Brent crude futures nudged higher after dropping more than 7 percent in the past three weeks but stayed below $111 per barrel on concerns a fiscal crisis in the United States and worrying data from China may weigh on oil demand in the top two consumers.
Automatic spending cuts were triggered in the United States on Friday as lawmakers failed to agree on a resolution to prevent them, while China's manufacturing growth cooled in February to a four-month low and a survey showed that Middle East oil output rose.
According to the International Monetary Fund, the cuts could cost the world's biggest oil consumer about 0.5 percent of its economic growth, a factor that would weigh on global oil demand.

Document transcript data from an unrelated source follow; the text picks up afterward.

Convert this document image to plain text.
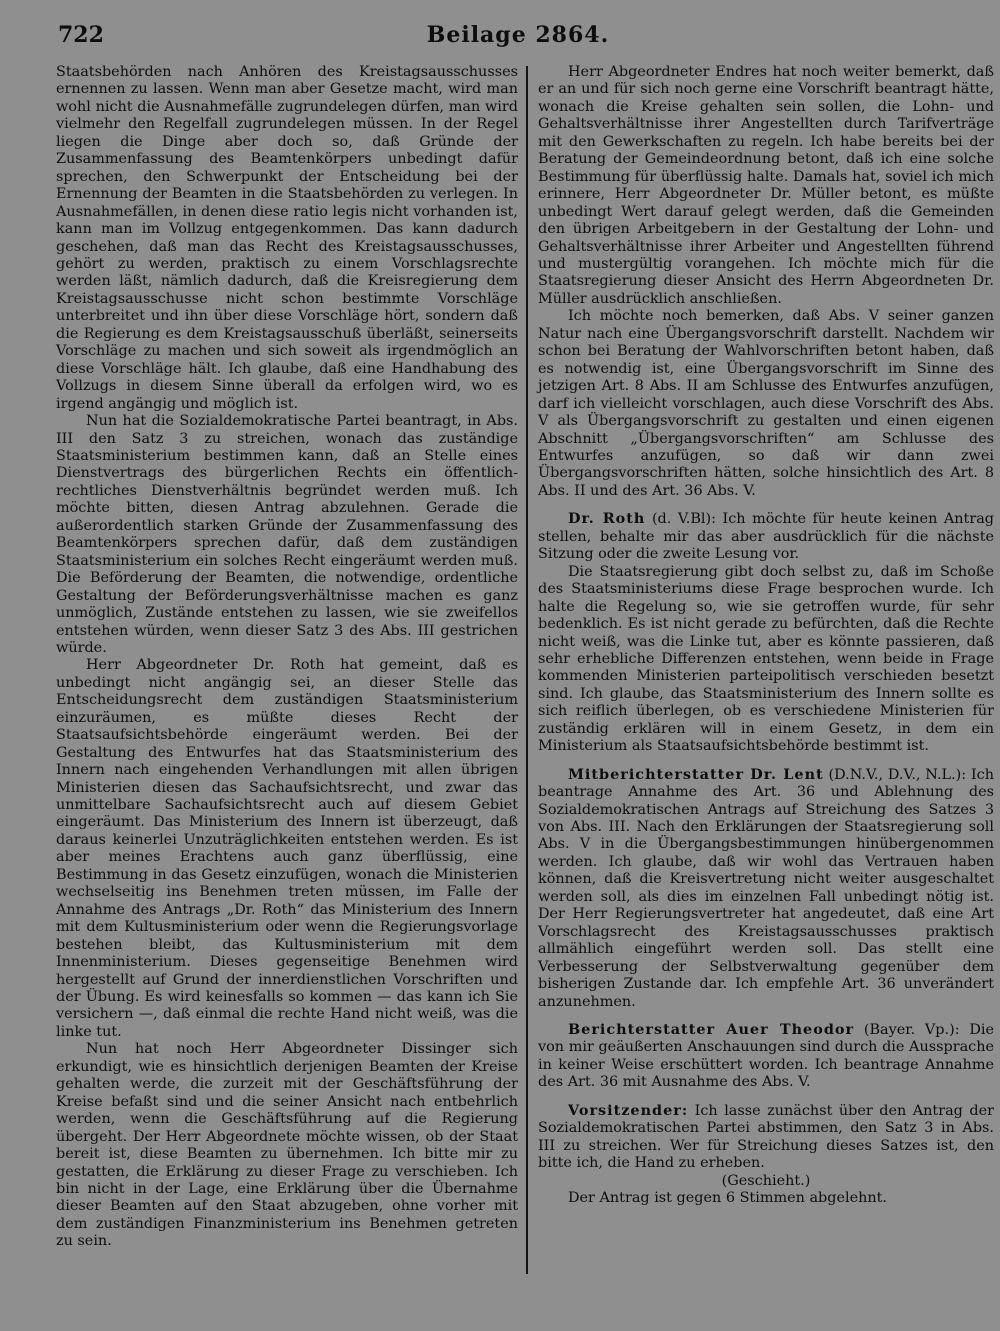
722	Beilage 2864.

Staatsbehörden nach Anhören des Kreistagsausschusses ernennen zu lassen. Wenn man aber Gesetze macht, wird man wohl nicht die Ausnahmefälle zugrundelegen dürfen, man wird vielmehr den Regelfall zugrundelegen müssen. In der Regel liegen die Dinge aber doch so, daß Gründe der Zusammenfassung des Beamtenkörpers unbedingt dafür sprechen, den Schwerpunkt der Entscheidung bei der Ernennung der Beamten in die Staatsbehörden zu verlegen. In Ausnahmefällen, in denen diese ratio legis nicht vorhanden ist, kann man im Vollzug entgegenkommen. Das kann dadurch geschehen, daß man das Recht des Kreistagsausschusses, gehört zu werden, praktisch zu einem Vorschlagsrechte werden läßt, nämlich dadurch, daß die Kreisregierung dem Kreistagsausschusse nicht schon bestimmte Vorschläge unterbreitet und ihn über diese Vorschläge hört, sondern daß die Regierung es dem Kreistagsausschuß überläßt, seinerseits Vorschläge zu machen und sich soweit als irgendmöglich an diese Vorschläge hält. Ich glaube, daß eine Handhabung des Vollzugs in diesem Sinne überall da erfolgen wird, wo es irgend angängig und möglich ist.

Nun hat die Sozialdemokratische Partei beantragt, in Abs. III den Satz 3 zu streichen, wonach das zuständige Staatsministerium bestimmen kann, daß an Stelle eines Dienstvertrags des bürgerlichen Rechts ein öffentlich-rechtliches Dienstverhältnis begründet werden muß. Ich möchte bitten, diesen Antrag abzulehnen. Gerade die außerordentlich starken Gründe der Zusammenfassung des Beamtenkörpers sprechen dafür, daß dem zuständigen Staatsministerium ein solches Recht eingeräumt werden muß. Die Beförderung der Beamten, die notwendige, ordentliche Gestaltung der Beförderungsverhältnisse machen es ganz unmöglich, Zustände entstehen zu lassen, wie sie zweifellos entstehen würden, wenn dieser Satz 3 des Abs. III gestrichen würde.

Herr Abgeordneter Dr. Roth hat gemeint, daß es unbedingt nicht angängig sei, an dieser Stelle das Entscheidungsrecht dem zuständigen Staatsministerium einzuräumen, es müßte dieses Recht der Staatsaufsichtsbehörde eingeräumt werden. Bei der Gestaltung des Entwurfes hat das Staatsministerium des Innern nach eingehenden Verhandlungen mit allen übrigen Ministerien diesen das Sachaufsichtsrecht, und zwar das unmittelbare Sachaufsichtsrecht auch auf diesem Gebiet eingeräumt. Das Ministerium des Innern ist überzeugt, daß daraus keinerlei Unzuträglichkeiten entstehen werden. Es ist aber meines Erachtens auch ganz überflüssig, eine Bestimmung in das Gesetz einzufügen, wonach die Ministerien wechselseitig ins Benehmen treten müssen, im Falle der Annahme des Antrags „Dr. Roth“ das Ministerium des Innern mit dem Kultusministerium oder wenn die Regierungsvorlage bestehen bleibt, das Kultusministerium mit dem Innenministerium. Dieses gegenseitige Benehmen wird hergestellt auf Grund der innerdienstlichen Vorschriften und der Übung. Es wird keinesfalls so kommen — das kann ich Sie versichern —, daß einmal die rechte Hand nicht weiß, was die linke tut.

Nun hat noch Herr Abgeordneter Dissinger sich erkundigt, wie es hinsichtlich derjenigen Beamten der Kreise gehalten werde, die zurzeit mit der Geschäftsführung der Kreise befaßt sind und die seiner Ansicht nach entbehrlich werden, wenn die Geschäftsführung auf die Regierung übergeht. Der Herr Abgeordnete möchte wissen, ob der Staat bereit ist, diese Beamten zu übernehmen. Ich bitte mir zu gestatten, die Erklärung zu dieser Frage zu verschieben. Ich bin nicht in der Lage, eine Erklärung über die Übernahme dieser Beamten auf den Staat abzugeben, ohne vorher mit dem zuständigen Finanzministerium ins Benehmen getreten zu sein.

Herr Abgeordneter Endres hat noch weiter bemerkt, daß er an und für sich noch gerne eine Vorschrift beantragt hätte, wonach die Kreise gehalten sein sollen, die Lohn- und Gehaltsverhältnisse ihrer Angestellten durch Tarifverträge mit den Gewerkschaften zu regeln. Ich habe bereits bei der Beratung der Gemeindeordnung betont, daß ich eine solche Bestimmung für überflüssig halte. Damals hat, soviel ich mich erinnere, Herr Abgeordneter Dr. Müller betont, es müßte unbedingt Wert darauf gelegt werden, daß die Gemeinden den übrigen Arbeitgebern in der Gestaltung der Lohn- und Gehaltsverhältnisse ihrer Arbeiter und Angestellten führend und mustergültig vorangehen. Ich möchte mich für die Staatsregierung dieser Ansicht des Herrn Abgeordneten Dr. Müller ausdrücklich anschließen.

Ich möchte noch bemerken, daß Abs. V seiner ganzen Natur nach eine Übergangsvorschrift darstellt. Nachdem wir schon bei Beratung der Wahlvorschriften betont haben, daß es notwendig ist, eine Übergangsvorschrift im Sinne des jetzigen Art. 8 Abs. II am Schlusse des Entwurfes anzufügen, darf ich vielleicht vorschlagen, auch diese Vorschrift des Abs. V als Übergangsvorschrift zu gestalten und einen eigenen Abschnitt „Übergangsvorschriften“ am Schlusse des Entwurfes anzufügen, so daß wir dann zwei Übergangsvorschriften hätten, solche hinsichtlich des Art. 8 Abs. II und des Art. 36 Abs. V.

Dr. Roth (d. V.Bl): Ich möchte für heute keinen Antrag stellen, behalte mir das aber ausdrücklich für die nächste Sitzung oder die zweite Lesung vor.

Die Staatsregierung gibt doch selbst zu, daß im Schoße des Staatsministeriums diese Frage besprochen wurde. Ich halte die Regelung so, wie sie getroffen wurde, für sehr bedenklich. Es ist nicht gerade zu befürchten, daß die Rechte nicht weiß, was die Linke tut, aber es könnte passieren, daß sehr erhebliche Differenzen entstehen, wenn beide in Frage kommenden Ministerien parteipolitisch verschieden besetzt sind. Ich glaube, das Staatsministerium des Innern sollte es sich reiflich überlegen, ob es verschiedene Ministerien für zuständig erklären will in einem Gesetz, in dem ein Ministerium als Staatsaufsichtsbehörde bestimmt ist.

Mitberichterstatter Dr. Lent (D.N.V., D.V., N.L.): Ich beantrage Annahme des Art. 36 und Ablehnung des Sozialdemokratischen Antrags auf Streichung des Satzes 3 von Abs. III. Nach den Erklärungen der Staatsregierung soll Abs. V in die Übergangsbestimmungen hinübergenommen werden. Ich glaube, daß wir wohl das Vertrauen haben können, daß die Kreisvertretung nicht weiter ausgeschaltet werden soll, als dies im einzelnen Fall unbedingt nötig ist. Der Herr Regierungsvertreter hat angedeutet, daß eine Art Vorschlagsrecht des Kreistagsausschusses praktisch allmählich eingeführt werden soll. Das stellt eine Verbesserung der Selbstverwaltung gegenüber dem bisherigen Zustande dar. Ich empfehle Art. 36 unverändert anzunehmen.

Berichterstatter Auer Theodor (Bayer. Vp.): Die von mir geäußerten Anschauungen sind durch die Aussprache in keiner Weise erschüttert worden. Ich beantrage Annahme des Art. 36 mit Ausnahme des Abs. V.

Vorsitzender: Ich lasse zunächst über den Antrag der Sozialdemokratischen Partei abstimmen, den Satz 3 in Abs. III zu streichen. Wer für Streichung dieses Satzes ist, den bitte ich, die Hand zu erheben.

(Geschieht.)

Der Antrag ist gegen 6 Stimmen abgelehnt.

The impact will likely be felt in the second quarter, Bank of America Merrill Lynch analysts said in a report on Friday.
"Economic growth and oil demand is, at best, moderate, and there is the possibility of fiscal tightening in the US," said Ric Spooner, chief market analyst at CMC Markets in Sydney.
"Overall, the general outlook for oil markets remains that of moderate demand growth and good supply."
Brent futures rose 10 cents to $110.5 per barrel at 0238 GMT. It is down 7.3 percent from this year's high of $119.17 reached in February. The next target for Brent will be $107.79-$108.16, said Reuters technical analyst Wang Tao.
US crude fell 7 cents to $90.61 per barrel, after briefly falling below its 200-day moving average on Friday. It may slip to $89.47, said Wang Tao.
Supporting prices in the short-term, the UK Brent oil pipeline system remained shut on Sunday as the operator of the Cormorant Alpha platform in the North Sea investigated a leak of hydrocarbons into one of the platform's legs. This is its second closure in seven weeks.